The Essential A round-tipped spatula with dual reservoirs on opposite sides is flexible and gentle for soft and easy application, per Quadpack. The Glamorous A concave petal-shaped tool is flexible with a large reservoir for formula collection and a pointed tip for precise application. Finally, the Irresistible A spoon-shaped applicator includes a central reservoir and rigid tip for control of highly pigmented lip products. The monomaterial packs feature 4.5 ml thick-wall bottles. More than 95% of the packs’ content is composed of recyclable PET, with the possibility of being delivered in 100% rPET. Lifecycle assessments reportedly show that a switch to a full PCR version improves the pack’s circularity index by 60%. Deco options include hot-stamping and metallization.

Some brands are using high-tech concepts to take their sustainable packaging to the next level.

„Thanks to biotechnology, there’s a rise in unique, biobased packaging made from natural sources like wood, soy or corn,“ explains Taryn Hoffman, strategist, beauty and wellness, Fashion Snoops. „Kemas has experimented with their packaging, releasing a cosmetic compact made from 60% limestone, while Libo Cosmetics created a rice bran collection for cosmetic packaging.“

Hoffman also notes that new packaging solutions, from marine-sourced materials to ocean-bound plastic, also support the blue beauty movement focused on ocean conservation.

„New materials like seashells are used in cosmetic packaging, like Raphaël Make-Up Brushes’ Ocean Brush made of 50% shell and 50% bioplastic,“ says the strategist. „We also see innovations like Roberts Beauty’s collection of sustainable packaging, created in partnership with Oceanworks, to create a cosmetic palette made from 100% Oceanworksguaranteed reclaimed and recycled ocean-bound plastic.“

A Tech-enabled Future

Keep an eye out for AI to play an increased role in customizable cosmetics, many of which boost accessibility in beauty.
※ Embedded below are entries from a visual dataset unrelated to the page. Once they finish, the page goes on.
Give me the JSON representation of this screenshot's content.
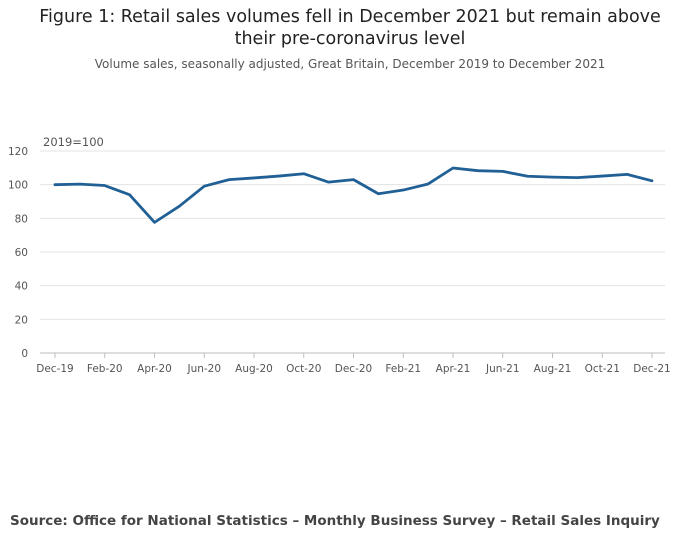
{
  "chart_data": {
    "type": "line",
    "title": "Figure 1: Retail sales volumes fell in December 2021 but remain above their pre-coronavirus level",
    "subtitle": "Volume sales, seasonally adjusted, Great Britain, December 2019 to December 2021",
    "unit_label": "2019=100",
    "xlabel": "",
    "ylabel": "",
    "ylim": [
      0,
      120
    ],
    "yticks": [
      0,
      20,
      40,
      60,
      80,
      100,
      120
    ],
    "x": [
      "Dec-19",
      "Jan-20",
      "Feb-20",
      "Mar-20",
      "Apr-20",
      "May-20",
      "Jun-20",
      "Jul-20",
      "Aug-20",
      "Sep-20",
      "Oct-20",
      "Nov-20",
      "Dec-20",
      "Jan-21",
      "Feb-21",
      "Mar-21",
      "Apr-21",
      "May-21",
      "Jun-21",
      "Jul-21",
      "Aug-21",
      "Sep-21",
      "Oct-21",
      "Nov-21",
      "Dec-21"
    ],
    "xtick_labels": [
      "Dec-19",
      "Feb-20",
      "Apr-20",
      "Jun-20",
      "Aug-20",
      "Oct-20",
      "Dec-20",
      "Feb-21",
      "Apr-21",
      "Jun-21",
      "Aug-21",
      "Oct-21",
      "Dec-21"
    ],
    "series": [
      {
        "name": "Retail sales volume index",
        "color": "#206095",
        "values": [
          100.0,
          100.3,
          99.5,
          94.0,
          77.6,
          87.2,
          99.1,
          103.0,
          104.0,
          105.1,
          106.5,
          101.5,
          103.0,
          94.6,
          96.8,
          100.4,
          109.9,
          108.3,
          107.9,
          105.0,
          104.5,
          104.2,
          105.1,
          106.1,
          102.3
        ]
      }
    ],
    "grid": true
  },
  "source": "Source: Office for National Statistics – Monthly Business Survey – Retail Sales Inquiry"
}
Coming soon to market is L’Oréal Brow Magic, the first eyebrow printer, which comes in the form of a handheld device designed for consumer use. The device works in conjunction with a camera-connected app, which allows the user to select the desired eyebrow design prior to printing the temporary design directly onto the brows.

„Today, shaping the eyebrow requires artistry and precision,“ explains Guive Balooch, L’Oréal’s global head of research and innovation’s tech incubator. „It’s challenging for most people and usually happens in two ways: drawing small lines that look hairlike, which is difficult stencil work and requires a steady hand; or having a professional service, such as microblading or other salon treatments.“

He adds, „We wanted to solve this consumer tension by creating a device, L’Oréal Brow Magic, that offers an accessible way to create perfect brows easily and quickly. It makes the user the expert in simple steps.“

The device is slated to hit the market later this year. Other AI-powered devices have proven to be wildly popular, such as the Rouge Sur Mesure Custom Lip Color Creator by Yves Saint Laurent Beauté—and we can expect these AI devices to push the envelope in color cosmetics.